Caster Semenya wants to “open the way for young women so that they are not dehumanized”

This is a crucial step in the long fight of Caster Semenya, a hyperandrogenic athlete, who hopes to “open the way for young women” so that they are not “dehumanized and discriminated against”.

Deprived of competition due to particularly high testosterone levels, South African Caster Semenya, 33, pleaded her case again on Wednesday before the European Court of Human Rights (ECHR).

Double Olympic champion (2012, 2016) and triple world champion (2009, 2011 and 2017) in the 800m, Caster Semenya naturally produces a lot of male hormones (androgens).

“Harmful and unnecessary treatment”

Since 2018, World Athletics, the international athletics federation, has required hyperandrogenic athletes to lower their testosterone levels through hormonal treatment in order to be able to participate in international competitions in the women’s category. What Caster Semenya refuses, thus deprived of running her favorite distance.

The South African had to choose between “safeguarding her personal integrity and dignity while being excluded from competition” or “undergoing harmful, unnecessary and supposedly corrective treatment,” said her lawyer, Schona Jolly. The lawyer repeated during the hearing that “Miss Semenya is a woman. At birth, she was assigned the female gender, legally and in fact.”

The athlete was banned from competition for eleven months and forced to undergo medical tests, the results of which remained secret, before finally being allowed to race again in July 2010.

“Discrimination” and “violation of privacy”

But in 2018, World Athletics regulations changed the situation. This regulation was validated the following year by the Court of Arbitration for Sport (based in Switzerland), then confirmed by the Federal Court of Lausanne, which in 2020 highlighted “the fairness of competitions” as a “cardinal principle of sport ”, on the grounds that a testosterone level comparable to that of men gives female athletes “an insurmountable advantage”.

The South African athlete’s appeals against these two decisions were rejected but she won her case before the ECHR on July 11, 2023. The court, which ensures compliance with the European Convention on Human Rights, found that Semenya had been the victim of discrimination and a violation of her privacy. However, the Swiss authorities, supported by World Athletics, referred the matter to the Grand Chamber of the ECHR, a sort of appeal body.

Decision in a few months

The Court’s decision, which will be final, “will have a profound impact on her personal and professional life, as well as on the lives and dignity of many other international sportswomen,” added Me Jolly.

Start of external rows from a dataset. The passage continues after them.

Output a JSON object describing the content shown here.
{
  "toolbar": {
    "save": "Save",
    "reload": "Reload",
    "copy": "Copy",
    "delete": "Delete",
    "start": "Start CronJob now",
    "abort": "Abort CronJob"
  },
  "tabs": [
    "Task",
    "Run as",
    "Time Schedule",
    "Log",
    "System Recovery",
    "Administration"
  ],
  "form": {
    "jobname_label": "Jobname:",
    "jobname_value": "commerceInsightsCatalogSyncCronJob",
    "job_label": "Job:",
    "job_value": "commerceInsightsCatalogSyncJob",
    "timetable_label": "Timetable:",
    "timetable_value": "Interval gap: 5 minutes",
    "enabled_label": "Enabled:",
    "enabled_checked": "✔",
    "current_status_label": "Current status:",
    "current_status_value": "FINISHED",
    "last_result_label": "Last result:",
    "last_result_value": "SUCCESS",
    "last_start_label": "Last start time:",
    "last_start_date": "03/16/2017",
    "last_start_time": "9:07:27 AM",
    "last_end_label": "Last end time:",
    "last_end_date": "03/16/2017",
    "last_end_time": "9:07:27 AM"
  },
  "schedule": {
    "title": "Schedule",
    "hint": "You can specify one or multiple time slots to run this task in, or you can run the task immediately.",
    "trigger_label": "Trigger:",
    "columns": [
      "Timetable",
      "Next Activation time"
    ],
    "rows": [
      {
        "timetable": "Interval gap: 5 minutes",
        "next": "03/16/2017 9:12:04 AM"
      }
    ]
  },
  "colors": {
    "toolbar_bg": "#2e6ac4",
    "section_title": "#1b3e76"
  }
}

“It’s not about my career, but about defending what is right, about raising the voice of those who cannot fight for themselves,” said Caster Semenya, who has not run since March 2023.

If the judgment rendered by the ECHR last summer constituted a first victory for Caster Semenya, it did not invalidate the World Athletics regulations. This long legal drama has an enormous financial cost for Caster Semenya, who launched an appeal for donations in February.